Investigating a building

Combat can be quite brutal. Each agent card has a healthy side and an injured side. If you taken an injury you flip the card, unless you are already injured in which case you become mortally wounded, and will die next time advances. Injured agents can be healed (although rarely), but mortally wounded agents can’t be saved. By the end of the first encounter I had two injured agents, and by the end of the first scenario I’d lost one.

The box includes a pad of team sheets, which you use to record key aspects of each game – mark when time is passing, ring letters when instructed etc. One nice feature is that the back of each sheet is a grid to let you record which entries you are chosen – very handy if you get distracted, or accidentally go to the wrong place, allowing you to retrace your steps back to where you were on track.

My first game, played solo, took about an hour and a half. The rules are pretty clear, so I wouldn’t expect the game to get that much quicker. Multiplayer games are cooperative, using the same rules but will all of the players getting to discuss which options to select, so how long they take will depend on your group. Put someone decisive in charge of reading the book and dealing with the tokens etc – it’s not quite the role of a game master, but perhaps not far off. The box says for 1-6 players, but there is no particular reason in the rules to prevent a larger group playing – however I would suspect it’ll work better with smaller groups, three or four – there are no clearly identified individual roles for individual players, so with too many players it’s possible that some might not feel involved.

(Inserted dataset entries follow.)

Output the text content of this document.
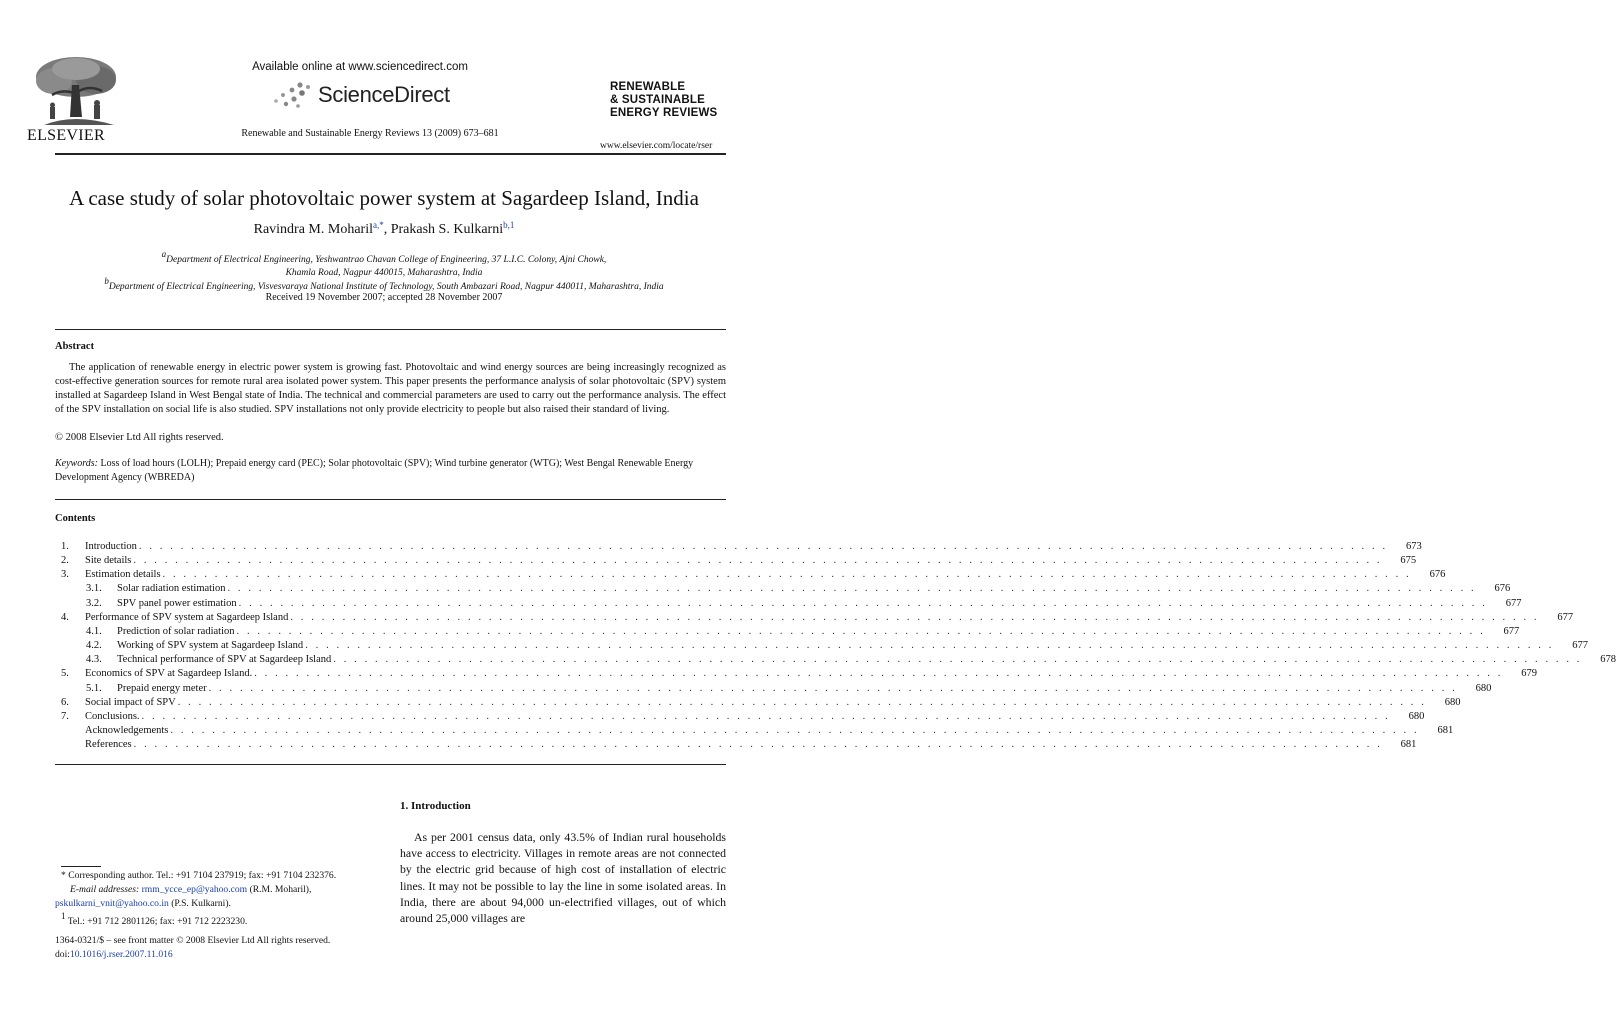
ELSEVIER
Available online at www.sciencedirect.com
ScienceDirect
Renewable and Sustainable Energy Reviews 13 (2009) 673–681
RENEWABLE
& SUSTAINABLE
ENERGY REVIEWS
www.elsevier.com/locate/rser
A case study of solar photovoltaic power system at Sagardeep Island, India
Ravindra M. Moharil$^{a,*}$, Prakash S. Kulkarni$^{b,1}$
$^a$Department of Electrical Engineering, Yeshwantrao Chavan College of Engineering, 37 L.I.C. Colony, Ajni Chowk,
Khamla Road, Nagpur 440015, Maharashtra, India
$^b$Department of Electrical Engineering, Visvesvaraya National Institute of Technology, South Ambazari Road, Nagpur 440011, Maharashtra, India
Received 19 November 2007; accepted 28 November 2007
Abstract
The application of renewable energy in electric power system is growing fast. Photovoltaic and wind energy sources are being increasingly recognized as cost-effective generation sources for remote rural area isolated power system. This paper presents the performance analysis of solar photovoltaic (SPV) system installed at Sagardeep Island in West Bengal state of India. The technical and commercial parameters are used to carry out the performance analysis. The effect of the SPV installation on social life is also studied. SPV installations not only provide electricity to people but also raised their standard of living.
© 2008 Elsevier Ltd All rights reserved.
Keywords: Loss of load hours (LOLH); Prepaid energy card (PEC); Solar photovoltaic (SPV); Wind turbine generator (WTG); West Bengal Renewable Energy Development Agency (WBREDA)
Contents
1.	Introduction . . . . . . . . . . . . . . . . . . . . . . . . . . . . . . . . . . . . . . . . . . . . . . . . . . . . . . . . . . . . . . . . . . . . . . . . . . . . . . . . . . . . . . . . . . . . . . . . . . . . . . . . . . . . . . . . . . . . . . . .	673
2.	Site details . . . . . . . . . . . . . . . . . . . . . . . . . . . . . . . . . . . . . . . . . . . . . . . . . . . . . . . . . . . . . . . . . . . . . . . . . . . . . . . . . . . . . . . . . . . . . . . . . . . . . . . . . . . . . . . . . . . . . . . .	675
3.	Estimation details . . . . . . . . . . . . . . . . . . . . . . . . . . . . . . . . . . . . . . . . . . . . . . . . . . . . . . . . . . . . . . . . . . . . . . . . . . . . . . . . . . . . . . . . . . . . . . . . . . . . . . . . . . . . . . . . . . . . . . . .	676
3.1.	Solar radiation estimation . . . . . . . . . . . . . . . . . . . . . . . . . . . . . . . . . . . . . . . . . . . . . . . . . . . . . . . . . . . . . . . . . . . . . . . . . . . . . . . . . . . . . . . . . . . . . . . . . . . . . . . . . . . . . . . . . . . . . . . .	676
3.2.	SPV panel power estimation . . . . . . . . . . . . . . . . . . . . . . . . . . . . . . . . . . . . . . . . . . . . . . . . . . . . . . . . . . . . . . . . . . . . . . . . . . . . . . . . . . . . . . . . . . . . . . . . . . . . . . . . . . . . . . . . . . . . . . . .	677
4.	Performance of SPV system at Sagardeep Island . . . . . . . . . . . . . . . . . . . . . . . . . . . . . . . . . . . . . . . . . . . . . . . . . . . . . . . . . . . . . . . . . . . . . . . . . . . . . . . . . . . . . . . . . . . . . . . . . . . . . . . . . . . . . . . . . . . . . . . .	677
4.1.	Prediction of solar radiation . . . . . . . . . . . . . . . . . . . . . . . . . . . . . . . . . . . . . . . . . . . . . . . . . . . . . . . . . . . . . . . . . . . . . . . . . . . . . . . . . . . . . . . . . . . . . . . . . . . . . . . . . . . . . . . . . . . . . . . .	677
4.2.	Working of SPV system at Sagardeep Island . . . . . . . . . . . . . . . . . . . . . . . . . . . . . . . . . . . . . . . . . . . . . . . . . . . . . . . . . . . . . . . . . . . . . . . . . . . . . . . . . . . . . . . . . . . . . . . . . . . . . . . . . . . . . . . . . . . . . . . .	677
4.3.	Technical performance of SPV at Sagardeep Island . . . . . . . . . . . . . . . . . . . . . . . . . . . . . . . . . . . . . . . . . . . . . . . . . . . . . . . . . . . . . . . . . . . . . . . . . . . . . . . . . . . . . . . . . . . . . . . . . . . . . . . . . . . . . . . . . . . . . . . .	678
5.	Economics of SPV at Sagardeep Island. . . . . . . . . . . . . . . . . . . . . . . . . . . . . . . . . . . . . . . . . . . . . . . . . . . . . . . . . . . . . . . . . . . . . . . . . . . . . . . . . . . . . . . . . . . . . . . . . . . . . . . . . . . . . . . . . . . . . . . . .	679
5.1.	Prepaid energy meter . . . . . . . . . . . . . . . . . . . . . . . . . . . . . . . . . . . . . . . . . . . . . . . . . . . . . . . . . . . . . . . . . . . . . . . . . . . . . . . . . . . . . . . . . . . . . . . . . . . . . . . . . . . . . . . . . . . . . . . .	680
6.	Social impact of SPV . . . . . . . . . . . . . . . . . . . . . . . . . . . . . . . . . . . . . . . . . . . . . . . . . . . . . . . . . . . . . . . . . . . . . . . . . . . . . . . . . . . . . . . . . . . . . . . . . . . . . . . . . . . . . . . . . . . . . . . .	680
7.	Conclusions. . . . . . . . . . . . . . . . . . . . . . . . . . . . . . . . . . . . . . . . . . . . . . . . . . . . . . . . . . . . . . . . . . . . . . . . . . . . . . . . . . . . . . . . . . . . . . . . . . . . . . . . . . . . . . . . . . . . . . . . .	680
Acknowledgements . . . . . . . . . . . . . . . . . . . . . . . . . . . . . . . . . . . . . . . . . . . . . . . . . . . . . . . . . . . . . . . . . . . . . . . . . . . . . . . . . . . . . . . . . . . . . . . . . . . . . . . . . . . . . . . . . . . . . . . .	681
References . . . . . . . . . . . . . . . . . . . . . . . . . . . . . . . . . . . . . . . . . . . . . . . . . . . . . . . . . . . . . . . . . . . . . . . . . . . . . . . . . . . . . . . . . . . . . . . . . . . . . . . . . . . . . . . . . . . . . . . .	681
1. Introduction
As per 2001 census data, only 43.5% of Indian rural households have access to electricity. Villages in remote areas are not connected by the electric grid because of high cost of installation of electric lines. It may not be possible to lay the line in some isolated areas. In India, there are about 94,000 un-electrified villages, out of which around 25,000 villages are
* Corresponding author. Tel.: +91 7104 237919; fax: +91 7104 232376.
E-mail addresses: rmm_ycce_ep@yahoo.com (R.M. Moharil),
pskulkarni_vnit@yahoo.co.in (P.S. Kulkarni).
$^1$ Tel.: +91 712 2801126; fax: +91 712 2223230.
1364-0321/$ – see front matter © 2008 Elsevier Ltd All rights reserved.
doi:10.1016/j.rser.2007.11.016
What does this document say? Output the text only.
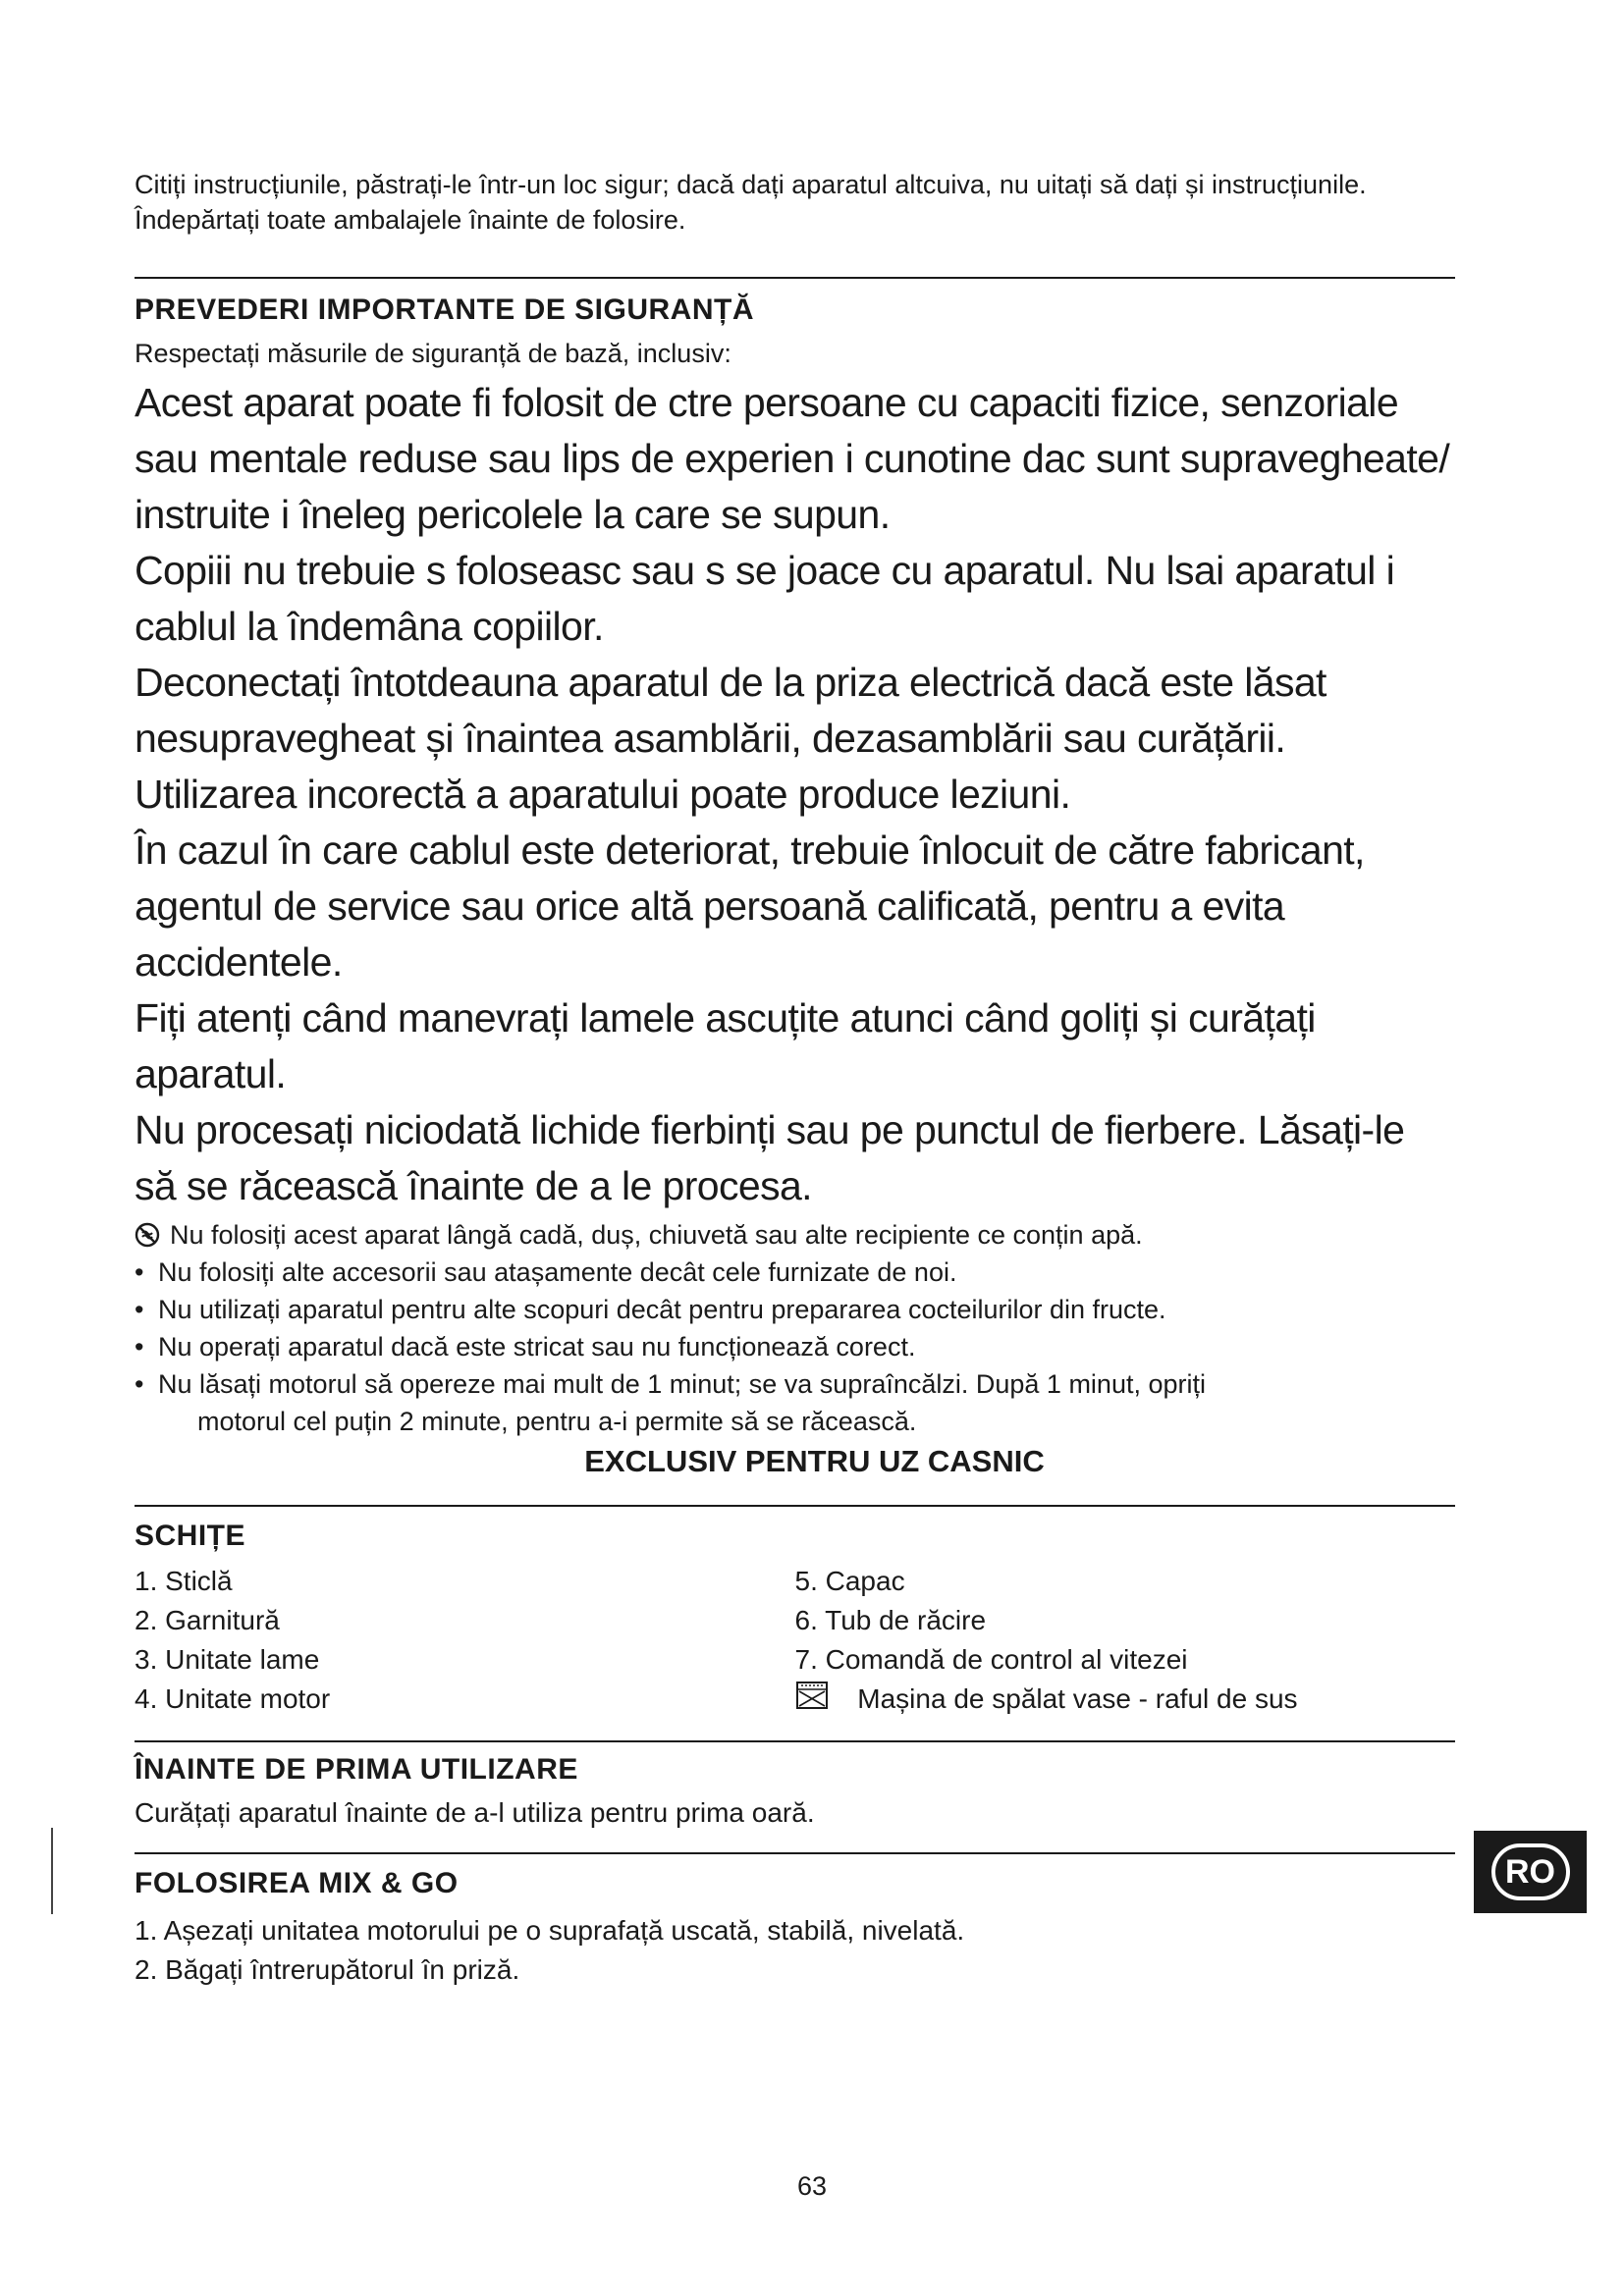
Citiți instrucțiunile, păstrați-le într-un loc sigur; dacă dați aparatul altcuiva, nu uitați să dați și instrucțiunile. Îndepărtați toate ambalajele înainte de folosire.

PREVEDERI IMPORTANTE DE SIGURANȚĂ

Respectați măsurile de siguranță de bază, inclusiv:

Acest aparat poate fi folosit de ctre persoane cu capaciti fizice, senzoriale sau mentale reduse sau lips de experien i cunotine dac sunt supravegheate/ instruite i îneleg pericolele la care se supun.
Copiii nu trebuie s foloseasc sau s se joace cu aparatul. Nu lsai aparatul i cablul la îndemâna copiilor.
Deconectați întotdeauna aparatul de la priza electrică dacă este lăsat nesupravegheat și înaintea asamblării, dezasamblării sau curățării.
Utilizarea incorectă a aparatului poate produce leziuni.
În cazul în care cablul este deteriorat, trebuie înlocuit de către fabricant, agentul de service sau orice altă persoană calificată, pentru a evita accidentele.
Fiți atenți când manevrați lamele ascuțite atunci când goliți și curățați aparatul.
Nu procesați niciodată lichide fierbinți sau pe punctul de fierbere. Lăsați-le să se răcească înainte de a le procesa.
Nu folosiți acest aparat lângă cadă, duș, chiuvetă sau alte recipiente ce conțin apă.
• Nu folosiți alte accesorii sau atașamente decât cele furnizate de noi.
• Nu utilizați aparatul pentru alte scopuri decât pentru prepararea cocteilurilor din fructe.
• Nu operați aparatul dacă este stricat sau nu funcționează corect.
• Nu lăsați motorul să opereze mai mult de 1 minut; se va supraîncălzi. După 1 minut, opriți
motorul cel puțin 2 minute, pentru a-i permite să se răcească.

EXCLUSIV PENTRU UZ CASNIC

SCHIȚE
1. Sticlă
2. Garnitură
3. Unitate lame
4. Unitate motor
5. Capac
6. Tub de răcire
7. Comandă de control al vitezei
Mașina de spălat vase - raful de sus
ÎNAINTE DE PRIMA UTILIZARE

Curățați aparatul înainte de a-l utiliza pentru prima oară.

FOLOSIREA MIX & GO
1. Așezați unitatea motorului pe o suprafață uscată, stabilă, nivelată.
2. Băgați întrerupătorul în priză.
RO
63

The game plays nicely, and you really feel that your decisions make a difference. The big question is how replayable it would be. My first game ended with me failing on one objective and partially succeeding on the second, so there is clearly plenty of room for improvement. There are 500 entries in each of the three scenario books, and I visited 61 of them. A different set of agents would have given me different stats and taken my down different paths, even if I’d made similar decisions. Having two different starting points gives you two different game paths. The second scenario also starts with a choice of routes, while the nature of the third will be affected by the results of the first two. Your choice of agents will give you different options, perhaps a combat heavy team one game and a stealth team in another, again taking you down different paths.